Spousal abuse is a pattern of behavior that may be the result of a number of different factors. It may be a learned behavior that a child observes occurring between parents and later repeats in his or her adult relationships. Studies show that abusers are often motivated by feelings of powerlessness and insecurity. Spouse abuse inflates the ego and provides a false sense of control. It may be the result of a misguided sense of love that results in unhealthy possessiveness and/or jealousy.
Society is now becoming more aware of spouse abuse than it has been in the past. Previously, even if gross abuse was reported to the authorities, the law was reluctant to get involved. It was assumed that the man was ruler in his own castle and the authorities had no business there. At best it was viewed as a misdemeanor. That view has changed. If a man or woman feels abused, there are now many organizations ready to help. There are also many websites that offer information, help, and advice.

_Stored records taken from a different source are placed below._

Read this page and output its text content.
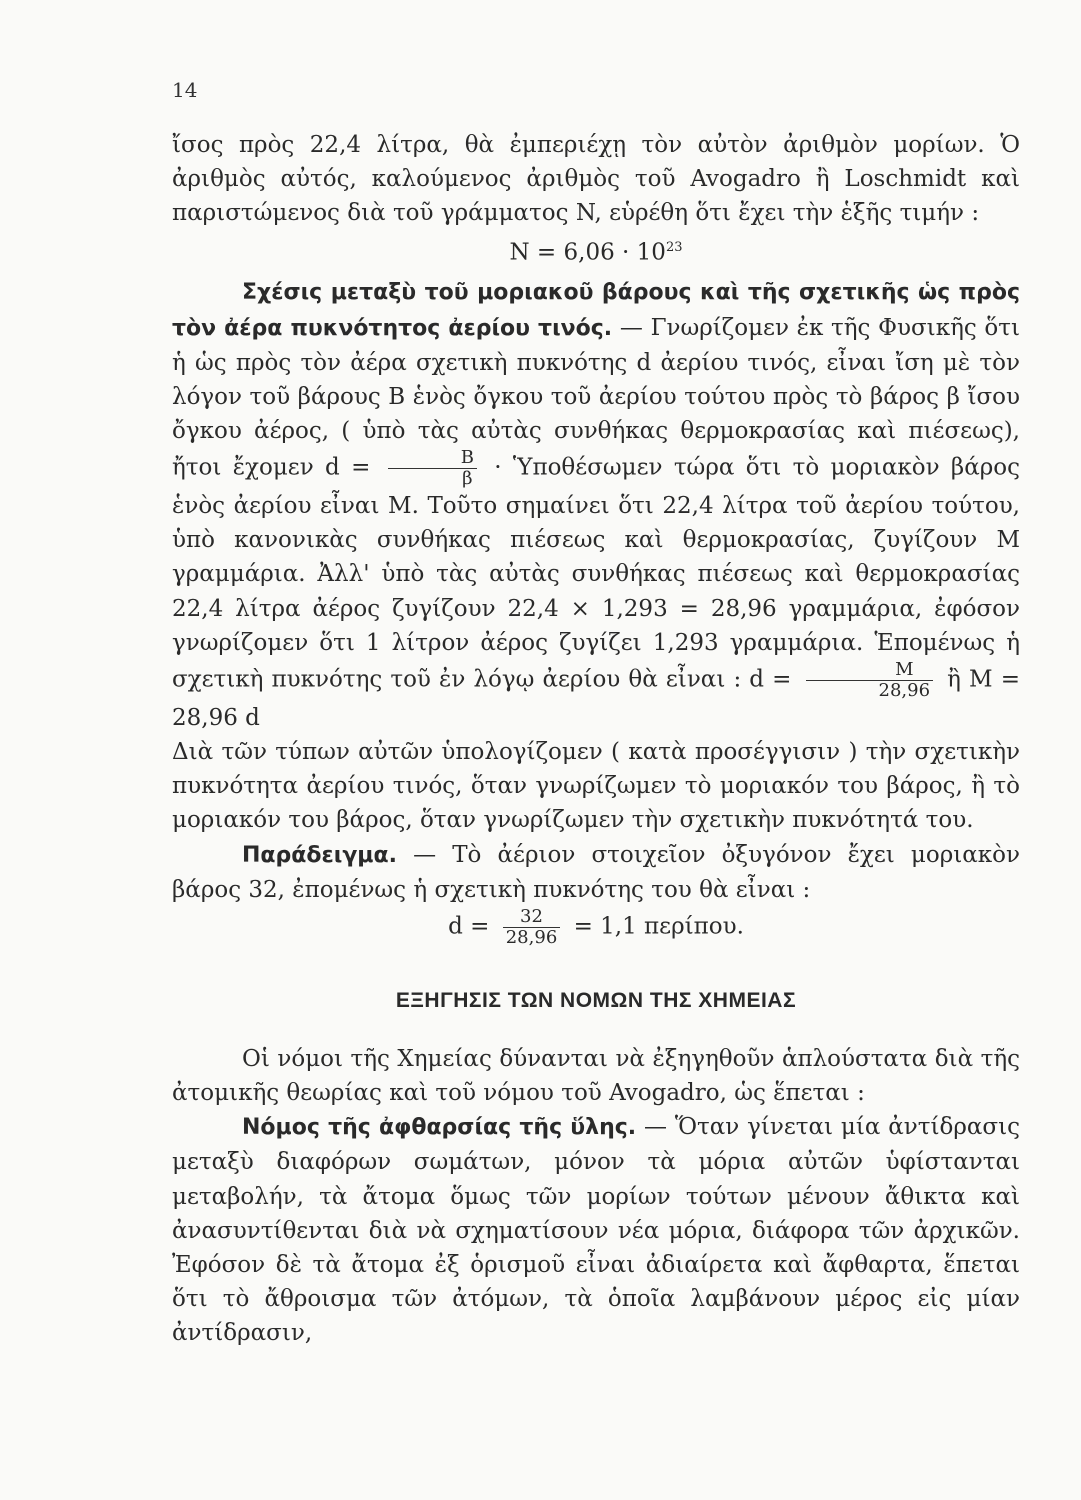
14

ἴσος πρὸς 22,4 λίτρα, θὰ ἐμπεριέχῃ τὸν αὐτὸν ἀριθμὸν μορίων. Ὁ ἀριθμὸς αὐτός, καλούμενος ἀριθμὸς τοῦ Avogadro ἢ Loschmidt καὶ παριστώμενος διὰ τοῦ γράμματος N, εὑρέθη ὅτι ἔχει τὴν ἑξῆς τιμήν :

$N = 6,06 \cdot 10^{23}$

Σχέσις μεταξὺ τοῦ μοριακοῦ βάρους καὶ τῆς σχετικῆς ὡς πρὸς τὸν ἀέρα πυκνότητος ἀερίου τινός. — Γνωρίζομεν ἐκ τῆς Φυσικῆς ὅτι ἡ ὡς πρὸς τὸν ἀέρα σχετικὴ πυκνότης d ἀερίου τινός, εἶναι ἴση μὲ τὸν λόγον τοῦ βάρους B ἑνὸς ὄγκου τοῦ ἀερίου τούτου πρὸς τὸ βάρος β ἴσου ὄγκου ἀέρος, ( ὑπὸ τὰς αὐτὰς συνθήκας θερμοκρασίας καὶ πιέσεως), ἤτοι ἔχομεν $d = \frac{B}{\beta}$ · Ὑποθέσωμεν τώρα ὅτι τὸ μοριακὸν βάρος ἑνὸς ἀερίου εἶναι M. Τοῦτο σημαίνει ὅτι 22,4 λίτρα τοῦ ἀερίου τούτου, ὑπὸ κανονικὰς συνθήκας πιέσεως καὶ θερμοκρασίας, ζυγίζουν M γραμμάρια. Ἀλλ' ὑπὸ τὰς αὐτὰς συνθήκας πιέσεως καὶ θερμοκρασίας 22,4 λίτρα ἀέρος ζυγίζουν 22,4 × 1,293 = 28,96 γραμμάρια, ἐφόσον γνωρίζομεν ὅτι 1 λίτρον ἀέρος ζυγίζει 1,293 γραμμάρια. Ἑπομένως ἡ σχετικὴ πυκνότης τοῦ ἐν λόγῳ ἀερίου θὰ εἶναι : $d = \frac{M}{28,96}$ ἢ M = 28,96 d

Διὰ τῶν τύπων αὐτῶν ὑπολογίζομεν ( κατὰ προσέγγισιν ) τὴν σχετικὴν πυκνότητα ἀερίου τινός, ὅταν γνωρίζωμεν τὸ μοριακόν του βάρος, ἢ τὸ μοριακόν του βάρος, ὅταν γνωρίζωμεν τὴν σχετικὴν πυκνότητά του.

Παράδειγμα. — Τὸ ἀέριον στοιχεῖον ὀξυγόνον ἔχει μοριακὸν βάρος 32, ἐπομένως ἡ σχετικὴ πυκνότης του θὰ εἶναι :

$d = \frac{32}{28,96} = 1,1$ περίπου.

ΕΞΗΓΗΣΙΣ ΤΩΝ ΝΟΜΩΝ ΤΗΣ ΧΗΜΕΙΑΣ

Οἱ νόμοι τῆς Χημείας δύνανται νὰ ἐξηγηθοῦν ἁπλούστατα διὰ τῆς ἀτομικῆς θεωρίας καὶ τοῦ νόμου τοῦ Avogadro, ὡς ἕπεται :

Νόμος τῆς ἀφθαρσίας τῆς ὕλης. — Ὅταν γίνεται μία ἀντίδρασις μεταξὺ διαφόρων σωμάτων, μόνον τὰ μόρια αὐτῶν ὑφίστανται μεταβολήν, τὰ ἄτομα ὅμως τῶν μορίων τούτων μένουν ἄθικτα καὶ ἀνασυντίθενται διὰ νὰ σχηματίσουν νέα μόρια, διάφορα τῶν ἀρχικῶν. Ἐφόσον δὲ τὰ ἄτομα ἐξ ὁρισμοῦ εἶναι ἀδιαίρετα καὶ ἄφθαρτα, ἕπεται ὅτι τὸ ἄθροισμα τῶν ἀτόμων, τὰ ὁποῖα λαμβάνουν μέρος εἰς μίαν ἀντίδρασιν,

Spouse Abuse – Just How Serious is it?
Spouse abuse is a very serious form of exploitation that will escalate when left untreated. There is a cycle of violence that often begins with a pattern of verbal denigration and emotional abuse and intensifies until it manifests itself as a form of physical abuse. Verbal abuse is perhaps more sinister than overt physical abuse. Long after the black and blue bruises and broken bones from physical abuse heal, verbal abuse continues to silently erode its victim's self-worth.
The classic abuser conveys a message to his victim that she is responsible for his negative behaviors; that she is a failure in most or all of the roles that she is fulfilling; and that, apart from him, she is helpless. Victims of abuse eventually come to believe that they are powerless and objects of shame. Statistically, reports of women being abuse are more common than that of men.
Spouse Abuse – What does the Bible say?
Nowhere in scripture do we find God sanctioning any form of spousal abuse. In Colossians 3:18-19, men are instructed to pattern their love for their wives after Jesus' love for His church. This is described as a sacrificial kind of love; the kind of love that seeks the very best for the one who is loved. Emotional and physical forms of abuse are diametrically opposed to the concept of sacrifice; such behaviors are selfish and self-seeking. 1 Corinthians 13 teaches what genuine love is all about and has much to say about what love is not. According to this passage, love is not self-seeking, is not easily stirred up, and does not behave hatefully. Clearly, abuse is not a demonstration of genuine love.
Misinterpretation of Ephesians 5:22 has led some to believe that the role of submission permits abuse of power and/or mistreatment of a spouse. The true meaning of this passage is a demonstration of a husband's role as initiator of unconditional love, which results in the wife's role as responder, willingly placing herself under his headship. Submission is not something to be taken, but rather something to be given.
Jane had been a victim of spousal abuse for a number of years. Until her husband began to punch and shove her, she had no visible scars of her injuries. After being shoved down a flight of stairs, she sought help at a local shelter for abused women. Her counselor encouraged her to not return home until her husband agreed to seek help for his abusive behaviors. After learning that he was risking his marriage, David agreed to get help. Eventually he was able to learn to express his feelings and find meaningful ways of developing self-worth. Jane and David later came for Christian marital counseling to work on developing a genuine, loving relationship.
If you are currently in an abusive relationship, we encourage you to get help immediately.